Thursday 19 January 2017

Improving The State of The World, Indeed

Congratulations to Theresa May on having gone to Davos, delivered Jeremy Corbyn's act, and got out in one piece.

But that is more than she would manage if her party failed to win Copeland.

Forget the number of Conservative MPs who pretended to support Leave.

That is like the number that pretended to oppose same-sex marriage.

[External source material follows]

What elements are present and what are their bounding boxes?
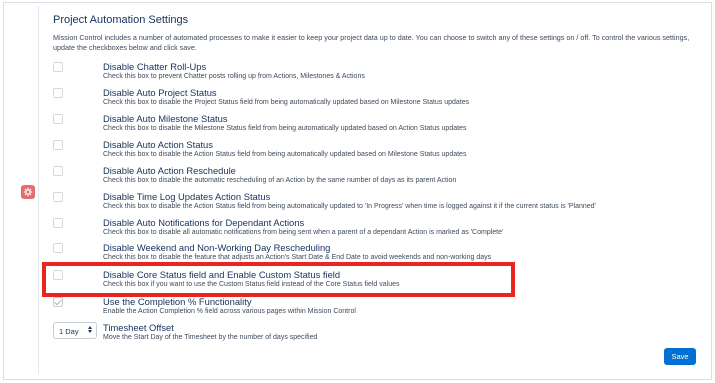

How many would vote to repeal it?

Similarly, the true number in favour of Leave is at most the number that did not support Theresa May.

So many of them did support her that no election was deemed necessary.

The first big loss to the Lib Dems in the Remain heartlands of the South has already happened.

A failure to overturn a Labour majority of a mere 2,564 at Copeland would mean that in 2015 the Conservatives had won the most seats that they ever possibly could.

There would certainly be a hung Parliament in 2020.

In an attempt to avert that, Mrs May would be removed, after considerably less than one year as Prime Minster, and replaced with someone who had never undertaken to invoke Article 50 by an given date.

Or, indeed, at all.

Replaced, moreover, with someone who would not be going to Davos and delivering Jeremy Corbyn's act.

Those who wanted both Article 50 and that act, with or without any trip to Davos, or indeed who wanted so much as one of those things, would then have a very clear option.

In every Durham constituency except Grahame Morris's Easington, and in each constituency falling wholly or partly in Derby other than Derby North (assuming that Chris Williamson were the Labour candidate there), that option would be to vote for the candidate from within the Teaching Assistants' campaign, something that Grahame and Chris can also be said to be.

Everywhere else, that option would be to vote Labour.